La prohibición de las cenas navideñas multitudinarias amenaza una tradición tan vieja como el turrón; la de hacer acopio en los días previos de tanta comida como quepa en el arcón frigorífico y, por consiguiente, en los estómagos de los invitados. Es un uso mayoritariamente extendido entre las matriarcas cocineras, pero el galimatías de restricciones les ha cortado el rollo, porque les va a privar de su momento de gloria culinaria ante un público de postín, ruidoso, numeroso, variopinto y sobre todo predispuesto -por la cuenta que les trae- a engullir, uno tras otro, todos sus platos, del primero al quinto. A ellas nada les satisface más. Pocos se atreven a plantarse ante la ofensiva de pavo trufado, carne mechada, canelones, besugo al horno, cordero asado y otros manjares que la anfitriona sirve a ráfaga incesante desde su cuartel general de la cocina, donde lleva al menos una semana confinada y más estresada que un concursante de “Master Chef”. En Navidad más nos valdría haber nacido rumiantes.
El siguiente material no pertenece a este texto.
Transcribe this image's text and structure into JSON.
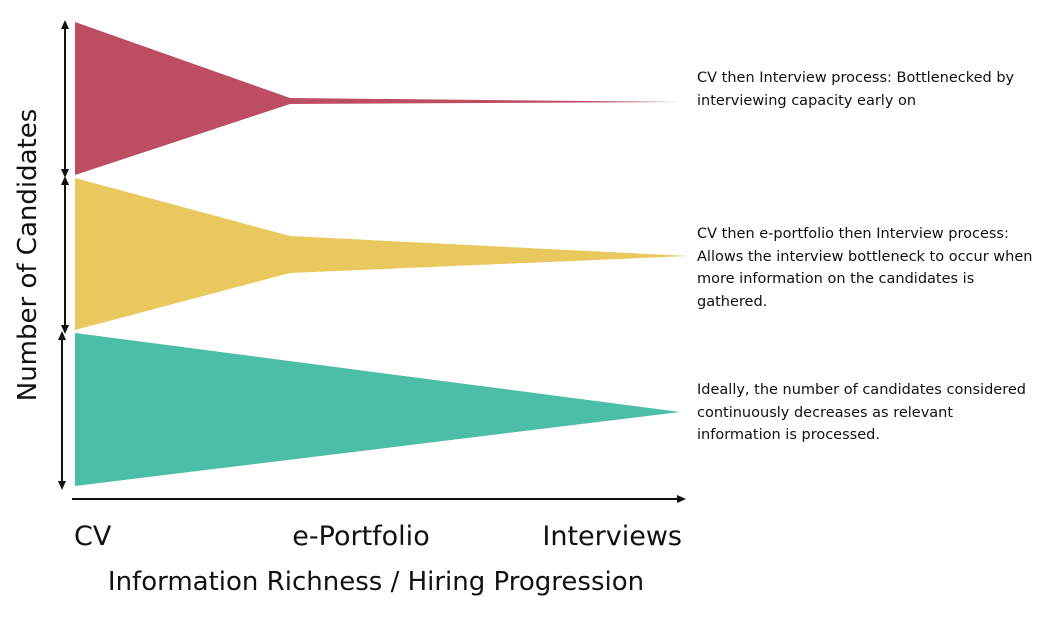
{
  "axes": {
    "y_label": "Number of Candidates",
    "x_label": "Information Richness / Hiring Progression",
    "stages": [
      "CV",
      "e-Portfolio",
      "Interviews"
    ]
  },
  "funnels": [
    {
      "id": "cv-interview",
      "color": "#bd4d62",
      "description": "CV then Interview process: Bottlenecked by interviewing capacity early on"
    },
    {
      "id": "cv-eportfolio-interview",
      "color": "#e9c85d",
      "description": "CV then e-portfolio then Interview process: Allows the interview bottleneck to occur when more information on the candidates is gathered."
    },
    {
      "id": "ideal",
      "color": "#4cbda6",
      "description": "Ideally, the number of candidates considered continuously decreases as relevant information is processed."
    }
  ],
  "colors": {
    "ink": "#111111"
  }
}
El código Covid deja también sin efecto temporal la “abuelidad”, un término que no recoge la Real Academia de la Lengua, pero que se inventó en los 80 la psiquiatra argentina Paulina Redler para referirse a un vínculo esencial para la construcción de la identidad de las personas. En su opinión, los abuelos están en mejores condiciones de “escuchar, comprender y sostener a sus nietos cuando sus padres no pueden hacerlo”, lo que indica que la naturaleza es sabia y, además, muy oportuna. Ahora, despojadas de sus funciones de arrullo y consentimiento, todo un ejército de abuelas tachan en el calendario los días y las horas, ansiosas por quitarse la mascarilla y ponerse a estampar con sus besos de carmín el primer moflete que se les ponga por delante. Este año ya saben que la foto del posado de familia será un retoque de Photoshop o con la media docena de parientes colocados a distancia los unos de los otros como si se cayeran mal. A algunas les traería al pairo saltarse los dos metros de separación con tal de achuchar a sus retoños hasta perder el sentido. La abuelidad debe de ser una pasión difícil de sujetar en estos tiempos de gestualidad insulsa.

Las abuelas son las antecesoras de las heroínas de la pandemia, de las mujeres que han sobrevivido a los colegios cerrados, a los parques infantiles clausurados, a la terrible desilusión del hijo que se quedó sin su fiesta de cumpleaños, a la conciliación laboral entendida como teletrabajo, a los expedientes de regulación, al berrinche infantil que provoca el tedio, a la nostalgia de los seres queridos, a la desesperación por no tener nada que llevarse a la boca. Hay muchas derrotas acumuladas en estos diez meses de pandemia, pero bajo esa capa de pesimismo brilla la resistencia de quienes han sido enfermeras, cuidadoras, maestras y psicólogas, todo a la vez, en el humilde anonimato doméstico. Y esto, que podría parecer fruto de las circunstancias, no lo es. Y las madres de esas madres, a quienes ahora la prudencia ha atado tan corto sus afectos, las que se quedaban con la manzana más pocha, el filete más frío, las del delantal perpetuo, la paciencia infinita y la suave severidad, las del conjuro contra la fiebre, las economistas domésticas, las que te obligaban a abrigarte solo porque ellas tenían frío, las del “porque lo digo yo”, a esas, cuando se acercan estas fechas, ya se las empieza a echar mucho de menos.